How is QSF different to other spam filters?
QSF's targets are speed, accuracy, and simplicity. So:
- It is small and is written in C so it starts up quickly, unlike filters written in Perl.
- It understands MIME and HTML, so it can intelligently deal with "modern" spam, unlike older Bayesian filters such as
ifile
. - It runs as an inline filter rather than as a daemon, so it is simple to install.
- It is written to do only one job - decide whether an email is spam or not using the content of the message alone - so it is less complex than filters such as SpamAssassin.
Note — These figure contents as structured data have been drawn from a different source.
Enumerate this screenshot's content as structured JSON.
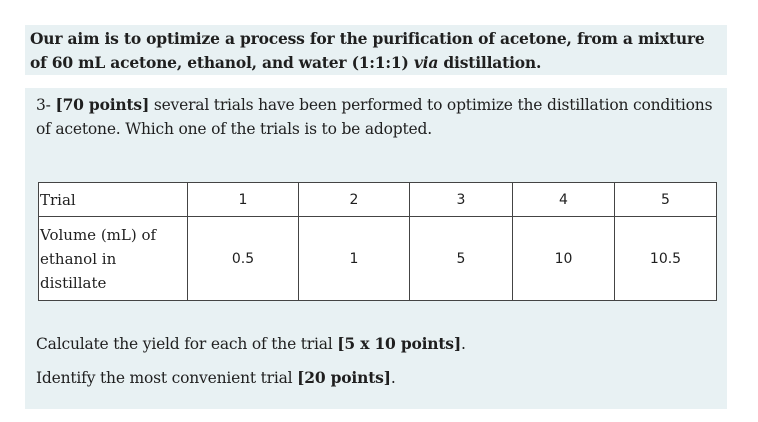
{
  "intro": {
    "text_before": "Our aim is to optimize a process for the purification of acetone, from a mixture of 60 mL acetone, ethanol, and water (1:1:1) ",
    "text_italic": "via",
    "text_after": " distillation."
  },
  "question": {
    "points_prefix": "3- ",
    "points_bold": "[70 points]",
    "body": " several trials have been performed to optimize the distillation conditions of acetone. Which one of the trials is to be adopted."
  },
  "table": {
    "header_label": "Trial",
    "trials": [
      "1",
      "2",
      "3",
      "4",
      "5"
    ],
    "row_label": "Volume (mL) of ethanol in distillate",
    "volumes": [
      "0.5",
      "1",
      "5",
      "10",
      "10.5"
    ]
  },
  "tasks": [
    {
      "text": "Calculate the yield for each of the trial ",
      "bold": "[5 x 10 points]",
      "end": "."
    },
    {
      "text": "Identify the most convenient trial ",
      "bold": "[20 points]",
      "end": "."
    }
  ]
}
Less complexity means bugs and security problems are less likely.
- As well as words and word pairs, QSF also spots special patterns in email such as runs of gibberish, HTML comments embedded in text, and other common spam giveaways, and its flexible tokeniser allows more patterns to be added as spammers change their tactics.
- It can be compiled to depend on no external libraries other than the C library, or it can use GDBM, MySQL, or SQLite for storage.
If QSF does not meet your needs, try looking at the resources page for other spam filters, or make a suggestion using the Contact Form.
How do I set up QSF to filter my email?
First, determine where you are going to do your filtering.
- If you will be filtering email as it arrives in your server mailbox, you will need Unix shell access to the server it arrives on.
- If you will be filtering email as it arrives in your mailbox on your workstation, then you will need to make sure it is delivered normally to your system spool file (eg using fetchmail).
- If you will be filtering email within your email client itself, QSF may or may not be able to help you. If you use KMail, for instance, try this guide: http://www.softwaredesign.co.uk/Information.SpamFilters.html
Next, work out whether you have procmail
installed on the
relevant machine. Doing "man procmail
" should work if you
have it installed.
If you have procmail
, then create / edit your
~/.procmailrc
file so it contains the following lines:
:0 wf | qsf -sra
If you do not have procmail
, you may have other alternatives
such as maildrop
. Check with your server administrator.
Update - Jan 2020 - from Anthony Campbell:
For the fdm
tool, add this to fdm.conf
:
action "spamfilter" rewrite "/usr/bin/qsf -s" match all action "spamfilter" continue match "^Subject:.*SPAM" action mbox "%h/Mail/spam"
Next, you need to create a new database so QSF can classify your email. To do this, collect as much recent spam as you can into one mail folder (somewhere between 100 and 2000 messages should be enough). Then collect a similar amount of non-spam in another mail folder.
These mail folders should be in mbox
format. Email clients such
as Mutt use it; it is one of the standard
Unix mailbox formats. If, instead, you have your messages as individual
files inside a directory, you can use a command line such as the following
to put all the messages in DIRECTORY
into one mbox
file:
find DIRECTORY -type f -exec formail '{}' ';' >> NEW-MBOX-FILE
Next, run QSF in training mode on your two mbox
folders:
qsf -T spam-folder non-spam-folder
From now on, any incoming mail that QSF thinks is spam should end up with an
X-Spam: YES
header and a subject line starting with
[SPAM]
.
Why does initial training take so long?
When training using the -T
option, QSF does not just mark all
of the messages in the "spam" folder as spam, and all in the "non-spam"
folder as non-spam. Instead, it goes through each message in each folder and
only changes its database if it "guesses" the message's classification
wrongly. Having tried this on every message, it then restarts the process,
and keeps doing it until the number of messages it gets wrong falls to an
acceptable number.
The reason it is done this way is to avoid overtraining the database. If too many entries are added to the database at once, the database becomes large and inflexible - it becomes more difficult to teach it new things in future.
Although the database format was recently changed to "age" tokens so that overtraining is less of a problem, the initial training process will probably always be done this way to ensure a balanced data set.